Fece per parlare -subito dopo aver chinato la testa in segno di rispetto-, ma non fece in tempo perché si ritrovò una scheggia di vetro puntata alla gola.
“Dov’è la mia spada?” Incalzò lei.
Alzò le mani in segno di resa, intenzionato a rispondere sinceramente quando si ritrovò il vetro piantato nel palmo della mano.
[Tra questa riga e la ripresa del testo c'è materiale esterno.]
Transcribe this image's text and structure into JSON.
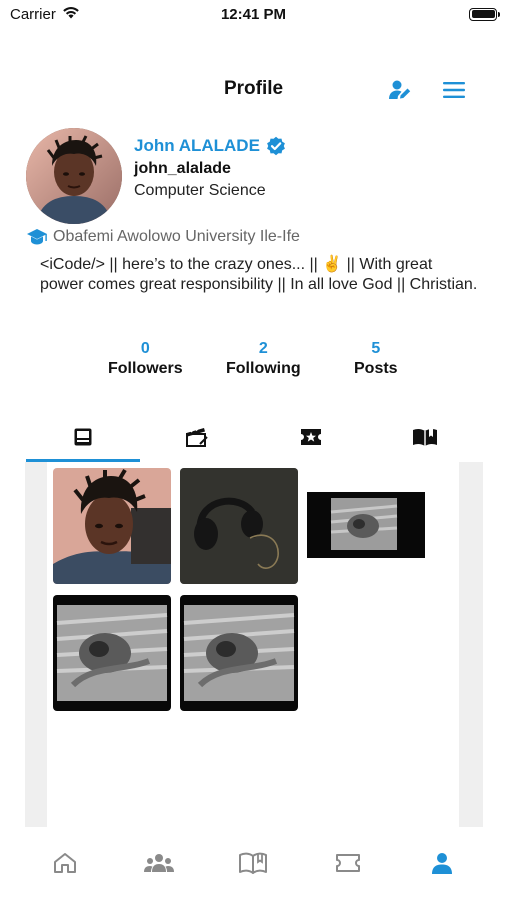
{
  "status_bar": {
    "carrier": "Carrier",
    "time": "12:41 PM"
  },
  "header": {
    "title": "Profile",
    "edit_icon": "user-edit-icon",
    "menu_icon": "hamburger-menu-icon"
  },
  "profile": {
    "full_name": "John ALALADE",
    "verified_icon": "verified-badge-icon",
    "username": "john_alalade",
    "department": "Computer Science",
    "school_icon": "graduation-cap-icon",
    "school": "Obafemi Awolowo University Ile-Ife",
    "bio": "<iCode/> || here’s to the crazy ones... || ✌️ || With great power comes great responsibility || In all love God || Christian."
  },
  "stats": [
    {
      "count": "0",
      "label": "Followers"
    },
    {
      "count": "2",
      "label": "Following"
    },
    {
      "count": "5",
      "label": "Posts"
    }
  ],
  "tabs": [
    {
      "icon": "posts-icon",
      "active": true
    },
    {
      "icon": "clapperboard-icon",
      "active": false
    },
    {
      "icon": "ticket-star-icon",
      "active": false
    },
    {
      "icon": "open-book-icon",
      "active": false
    }
  ],
  "bottom_nav": [
    {
      "icon": "home-icon",
      "active": false
    },
    {
      "icon": "community-icon",
      "active": false
    },
    {
      "icon": "book-icon",
      "active": false
    },
    {
      "icon": "ticket-icon",
      "active": false
    },
    {
      "icon": "profile-icon",
      "active": true
    }
  ],
  "colors": {
    "accent": "#1e90d6",
    "inactive_icon": "#8a8a8a"
  }
}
Trattenne a stento un urlo.
“Giuro che se non parli subito, tutti i tuoi arti diventeranno dei moncherini inutili.” Sibilò lei rigirando la scheggia nella ferita.
“Adesso l’ Ala d’ Argento appartiene al re.” Ansimò l’ elfo. Il sangue usciva dalla ferita colorando il pavimento della stanza e gli occhi della vampira.
“L’ Ala d’ Argento non può appartenere a nessuno.” Ribattè lei sfilando con forza l’ arma improvvisata dalla mano dell’ elfo, questo se la portò al petto, gemendo.
Le sue labbra si stirarono in un sorriso sghembo. “Eppure lui adesso vi ha tutte.” Il suo drago, pietrificato proprio sopra al suo tetto, la sua spada nascosta chissà dove, e lei rinchiusa nella sua stessa stanza.
Sul viso di Neah si era dipinta un’ espressione sofferente, la gola bruciava,  richiamava il sangue versato e la libertà.